By then, Maina was a teacher, and because his CD4 count stood at 231, he had been weakened and could no longer attend classes. When the students and teachers learnt of his status, he threw in the towel because their attitude towards him made him uncomfortable.

But after attending several seminars and support groups, Maina can now stand and talk to other young people.

Although Maina is not sexually active, he says people still accuse him of being promiscuous becuse of his status.

Joe Kamwo, 22, says it all started in 2004 after his mother died when he was in Class Seven. A few days later, he was diagnosed with TB. At the hospital, he was told he would be given other drugs in addition to those for TB.

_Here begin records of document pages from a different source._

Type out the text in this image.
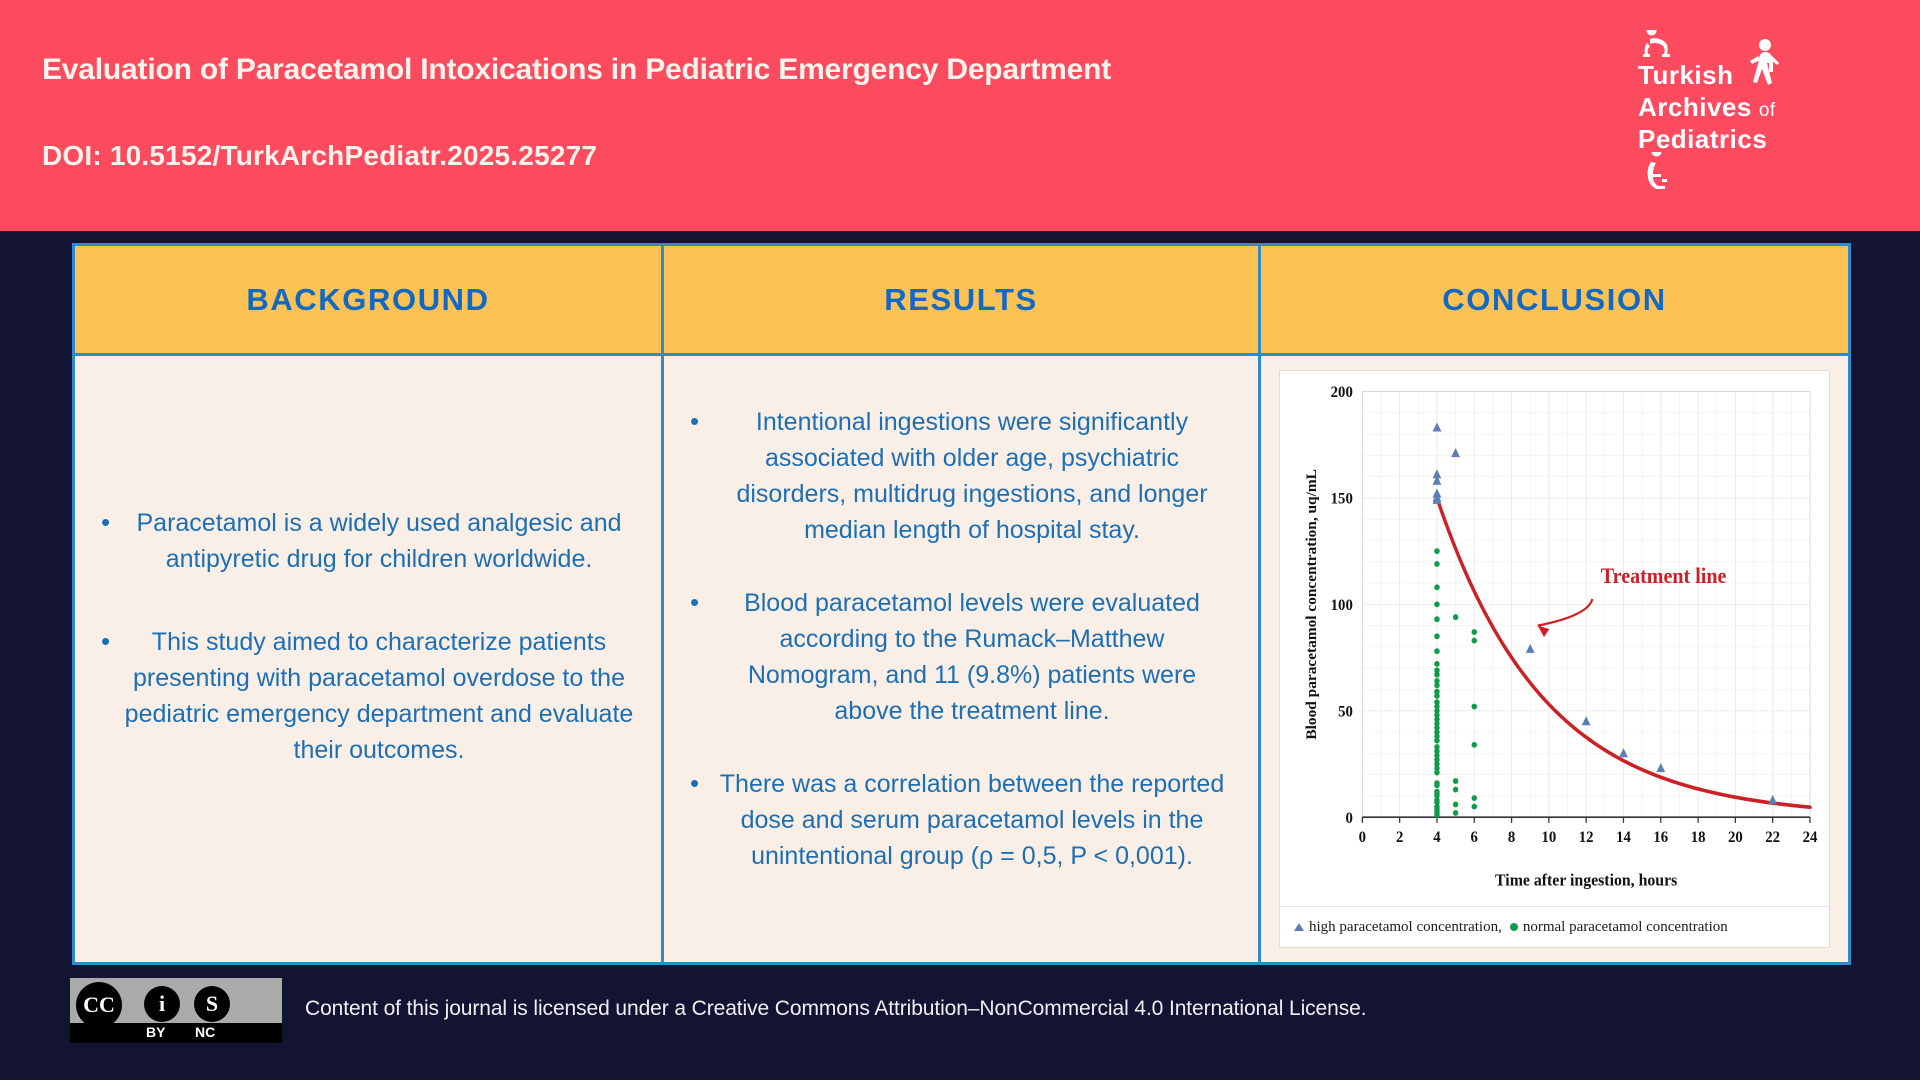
Evaluation of Paracetamol Intoxications in Pediatric Emergency Department
DOI: 10.5152/TurkArchPediatr.2025.25277
Turkish
Archives of
Pediatrics
BACKGROUND	RESULTS	CONCLUSION
• Paracetamol is a widely used analgesic and antipyretic drug for children worldwide.
• This study aimed to characterize patients presenting with paracetamol overdose to the pediatric emergency department and evaluate their outcomes.
• Intentional ingestions were significantly associated with older age, psychiatric disorders, multidrug ingestions, and longer median length of hospital stay.
• Blood paracetamol levels were evaluated according to the Rumack–Matthew Nomogram, and 11 (9.8%) patients were above the treatment line.
• There was a correlation between the reported dose and serum paracetamol levels in the unintentional group (ρ = 0,5, P < 0,001).
0 2 4 6 8 10 12 14 16 18 20 22 24
0
50
100
150
200
Time after ingestion, hours
Blood paracetamol concentration, uq/mL	Treatment line
high paracetamol concentration, normal paracetamol concentration
CC	i	S
BY NC
Content of this journal is licensed under a Creative Commons Attribution–NonCommercial 4.0 International License.
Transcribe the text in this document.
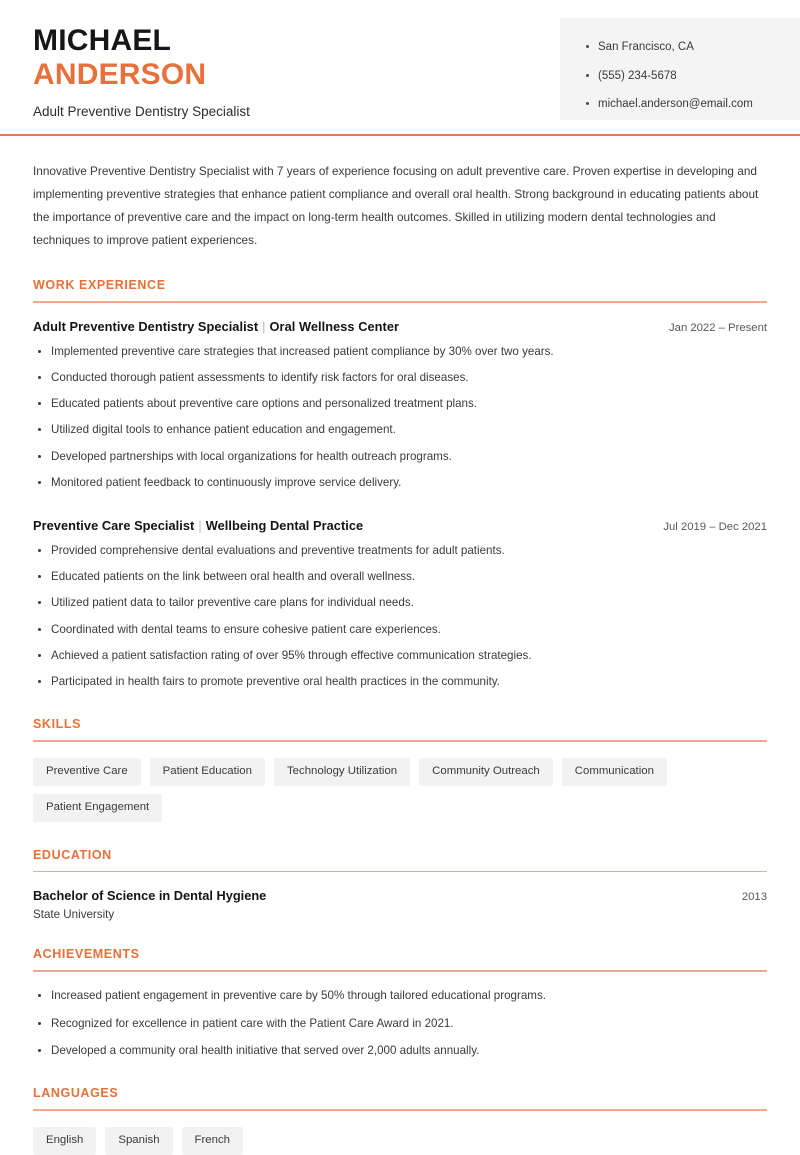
San Francisco, CA
(555) 234-5678
michael.anderson@email.com
MICHAEL
ANDERSON
Adult Preventive Dentistry Specialist

Innovative Preventive Dentistry Specialist with 7 years of experience focusing on adult preventive care. Proven expertise in developing and implementing preventive strategies that enhance patient compliance and overall oral health. Strong background in educating patients about the importance of preventive care and the impact on long-term health outcomes. Skilled in utilizing modern dental technologies and techniques to improve patient experiences.

WORK EXPERIENCE
Adult Preventive Dentistry Specialist | Oral Wellness Center	Jan 2022 – Present
Implemented preventive care strategies that increased patient compliance by 30% over two years.
Conducted thorough patient assessments to identify risk factors for oral diseases.
Educated patients about preventive care options and personalized treatment plans.
Utilized digital tools to enhance patient education and engagement.
Developed partnerships with local organizations for health outreach programs.
Monitored patient feedback to continuously improve service delivery.
Preventive Care Specialist | Wellbeing Dental Practice	Jul 2019 – Dec 2021
Provided comprehensive dental evaluations and preventive treatments for adult patients.
Educated patients on the link between oral health and overall wellness.
Utilized patient data to tailor preventive care plans for individual needs.
Coordinated with dental teams to ensure cohesive patient care experiences.
Achieved a patient satisfaction rating of over 95% through effective communication strategies.
Participated in health fairs to promote preventive oral health practices in the community.
SKILLS
Preventive Care	Patient Education	Technology Utilization	Community Outreach	Communication
Patient Engagement
EDUCATION
Bachelor of Science in Dental Hygiene	2013
State University
ACHIEVEMENTS
Increased patient engagement in preventive care by 50% through tailored educational programs.
Recognized for excellence in patient care with the Patient Care Award in 2021.
Developed a community oral health initiative that served over 2,000 adults annually.
LANGUAGES
English	Spanish	French
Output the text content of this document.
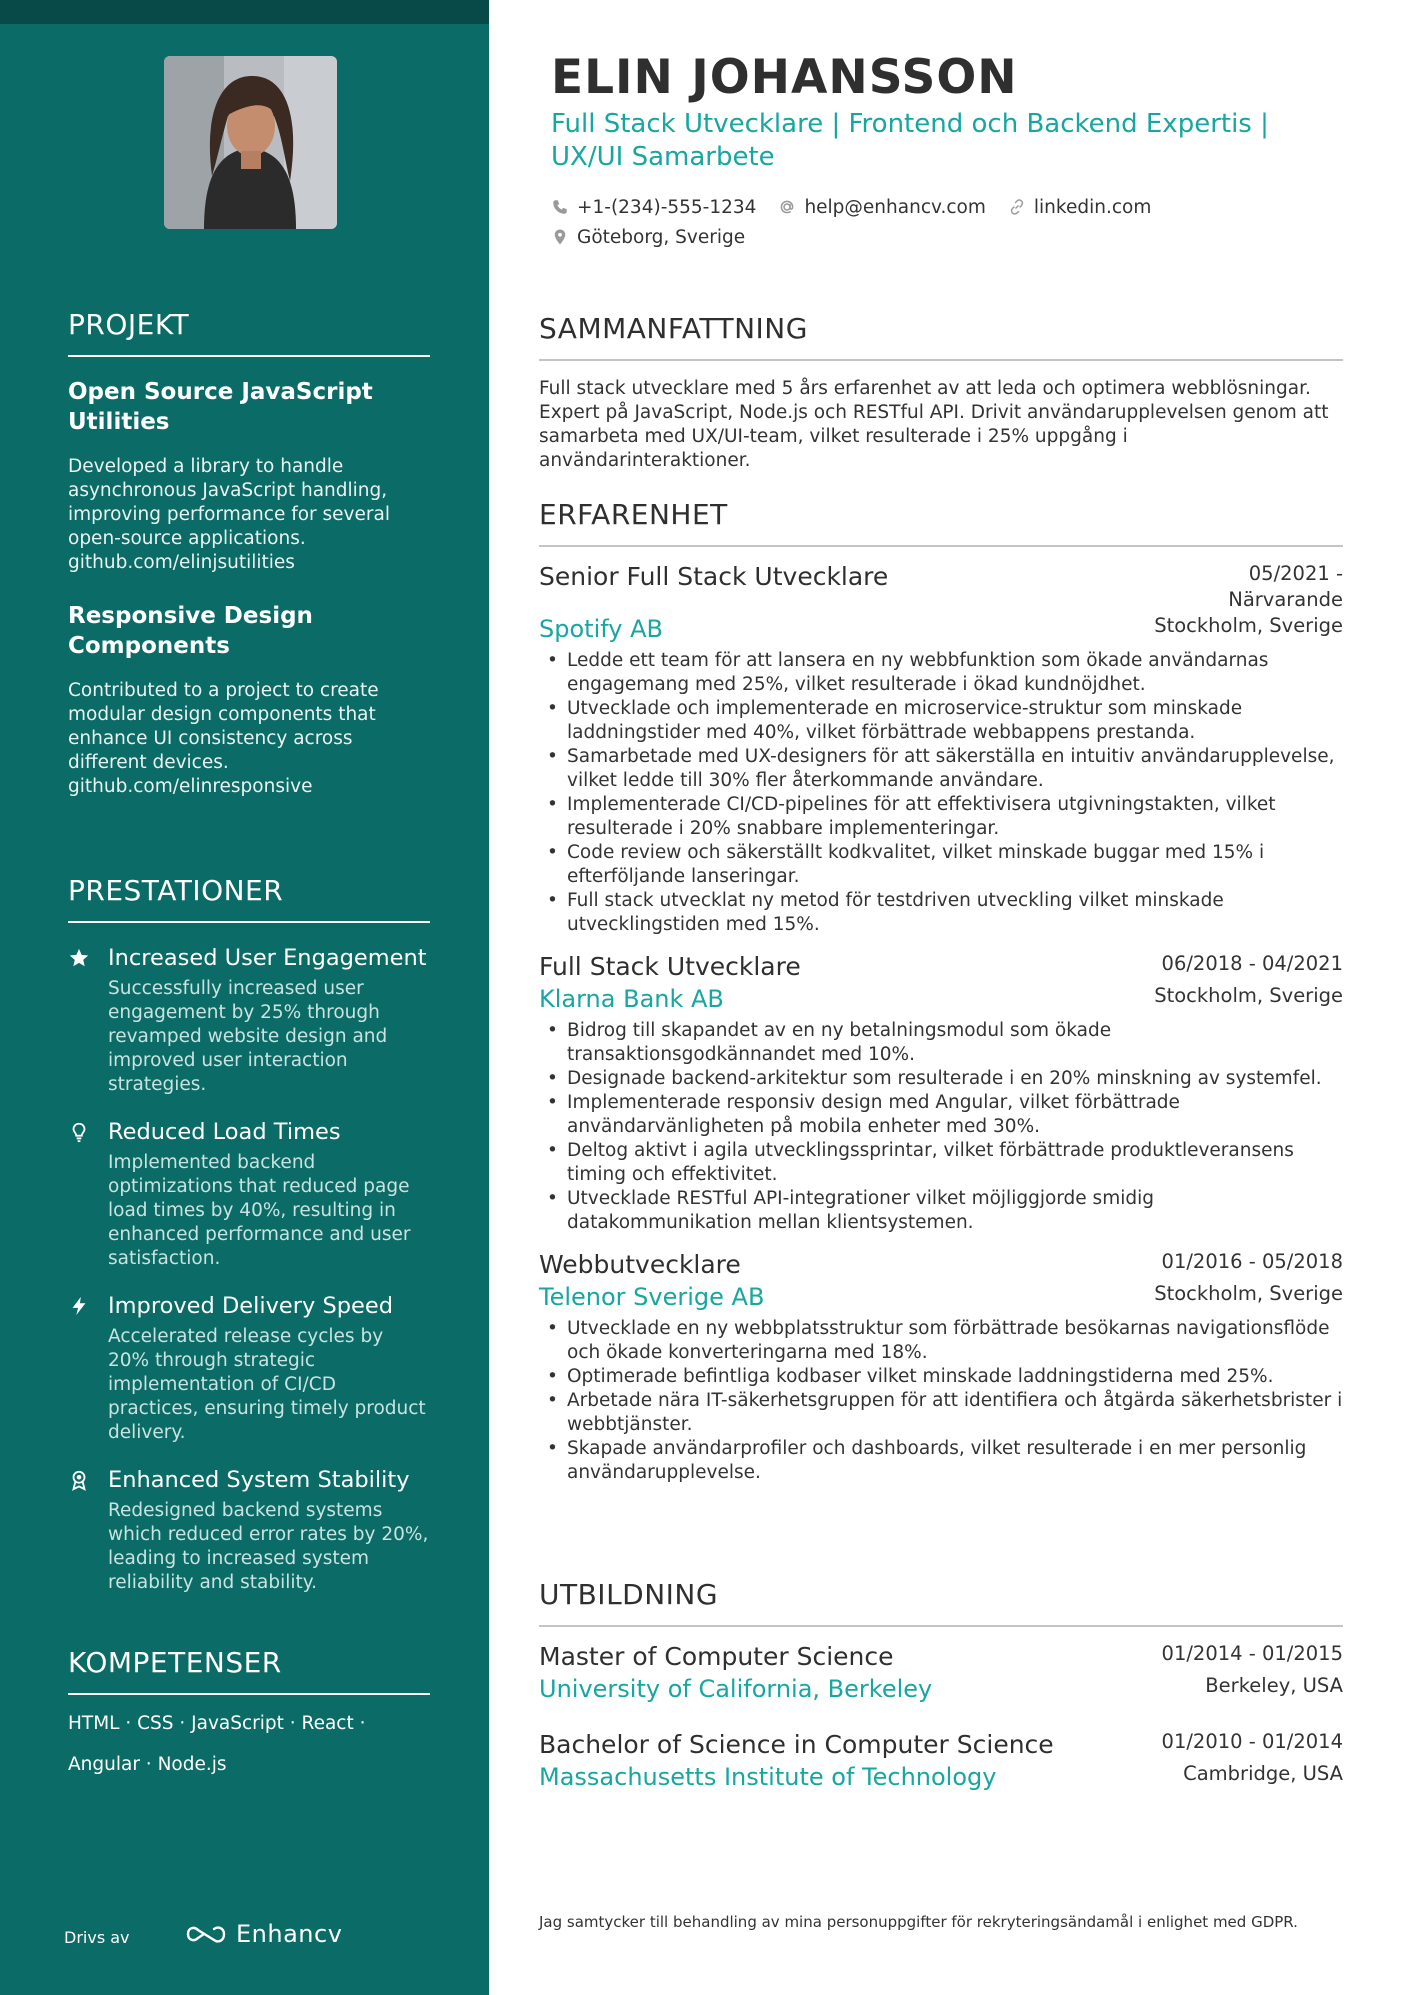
PROJEKT
Open Source JavaScript Utilities
Developed a library to handle asynchronous JavaScript handling, improving performance for several open-source applications. github.com/elinjsutilities
Responsive Design Components
Contributed to a project to create modular design components that enhance UI consistency across different devices. github.com/elinresponsive
PRESTATIONER
Increased User Engagement
Successfully increased user engagement by 25% through revamped website design and improved user interaction strategies.
Reduced Load Times
Implemented backend optimizations that reduced page load times by 40%, resulting in enhanced performance and user satisfaction.
Improved Delivery Speed
Accelerated release cycles by 20% through strategic implementation of CI/CD practices, ensuring timely product delivery.
Enhanced System Stability
Redesigned backend systems which reduced error rates by 20%, leading to increased system reliability and stability.
KOMPETENSER
HTML · CSS · JavaScript · React ·
Angular · Node.js
Drivs av	Enhancv
ELIN JOHANSSON
Full Stack Utvecklare | Frontend och Backend Expertis |
UX/UI Samarbete
+1-(234)-555-1234	help@enhancv.com	linkedin.com
Göteborg, Sverige
SAMMANFATTNING
Full stack utvecklare med 5 års erfarenhet av att leda och optimera webblösningar. Expert på JavaScript, Node.js och RESTful API. Drivit användarupplevelsen genom att samarbeta med UX/UI-team, vilket resulterade i 25% uppgång i användarinteraktioner.
ERFARENHET
Senior Full Stack Utvecklare	05/2021 -
Närvarande
Spotify AB	Stockholm, Sverige
• Ledde ett team för att lansera en ny webbfunktion som ökade användarnas engagemang med 25%, vilket resulterade i ökad kundnöjdhet.
• Utvecklade och implementerade en microservice-struktur som minskade laddningstider med 40%, vilket förbättrade webbappens prestanda.
• Samarbetade med UX-designers för att säkerställa en intuitiv användarupplevelse, vilket ledde till 30% fler återkommande användare.
• Implementerade CI/CD-pipelines för att effektivisera utgivningstakten, vilket resulterade i 20% snabbare implementeringar.
• Code review och säkerställt kodkvalitet, vilket minskade buggar med 15% i efterföljande lanseringar.
• Full stack utvecklat ny metod för testdriven utveckling vilket minskade utvecklingstiden med 15%.
Full Stack Utvecklare	06/2018 - 04/2021
Klarna Bank AB	Stockholm, Sverige
• Bidrog till skapandet av en ny betalningsmodul som ökade transaktionsgodkännandet med 10%.
• Designade backend-arkitektur som resulterade i en 20% minskning av systemfel.
• Implementerade responsiv design med Angular, vilket förbättrade användarvänligheten på mobila enheter med 30%.
• Deltog aktivt i agila utvecklingssprintar, vilket förbättrade produktleveransens timing och effektivitet.
• Utvecklade RESTful API-integrationer vilket möjliggjorde smidig datakommunikation mellan klientsystemen.
Webbutvecklare	01/2016 - 05/2018
Telenor Sverige AB	Stockholm, Sverige
• Utvecklade en ny webbplatsstruktur som förbättrade besökarnas navigationsflöde och ökade konverteringarna med 18%.
• Optimerade befintliga kodbaser vilket minskade laddningstiderna med 25%.
• Arbetade nära IT-säkerhetsgruppen för att identifiera och åtgärda säkerhetsbrister i webbtjänster.
• Skapade användarprofiler och dashboards, vilket resulterade i en mer personlig användarupplevelse.
UTBILDNING
Master of Computer Science	01/2014 - 01/2015
University of California, Berkeley	Berkeley, USA
Bachelor of Science in Computer Science	01/2010 - 01/2014
Massachusetts Institute of Technology	Cambridge, USA
Jag samtycker till behandling av mina personuppgifter för rekryteringsändamål i enlighet med GDPR.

“I wasn’t told anything else, but my grandmother and aunt cried a lot at the hospital. I sensed something was amiss,” he recalled.

Kamwo spent most of the time he should have been in school revising for the approaching KCPE exams at home.

Nevertheless, he joined Form One but was often forced to stay at home to nurse some opportunistic diseases.

Eventually, he decided to discontinue secondary education and pursue a career in ICT. But Kamwo, who was born with the virus, says many young people are yet to appreciate the dangers of HIV and Aids. He says this is what has moved him to come out and use his experience to spread the message of zero new infections.

“Last year I was in a group of young men who were saying they would rather sleep with a HIV-positive lady who is hot (beautiful) than an ugly lady who is HIV negative,” he says.

Kamwo has since started anti-retroviral (ARV) treatment and has an HIV-negative girlfriend. “We both went to a VCT centre, and she knows I am positive and she is negative,” he said.

Mary Snaih, 20, says she learnt of her status in 2010 when she was in Form Two. Her mother took her to hospital where she was diagnosed with the virus.

She returned to school after counselling on how to live positively.

A year later, she returned to the hospital and was put on septrine treatment to boost her CD4 count which had gone down. She was then put on ARVs after the CD4 count increased.

Like Kamwo, Snaih has a boyfriend; both were tested. “He knows my status, and I know his,” she said.

On a random afternoon, Lillian Khabayi, 25, decided to visit a VCT to get tested–just for the fun of it. The results were positive, but she chose to ignore them.

But in 2007 she had a strange skin disease, and her employer decided to send her to hospital. The doctors informed her employer of her status but not her.

When she later fell ill she moved in with her sister who initially scorned her. Her sister later informed her family who, luckily, were supportive of her. “They now remind me to swallow the medicines,” she says.

But Khabayi says she has experienced stigma from her uncle and cousins who spread word that she was HIV positive and had to move.

In 2010, she gave birth to a HIV negative boy after meeting a HIV-positive man. While maintaining that the virus is no longer the death sentence it was, she wants those uninfected to take caution and ensure zero infections.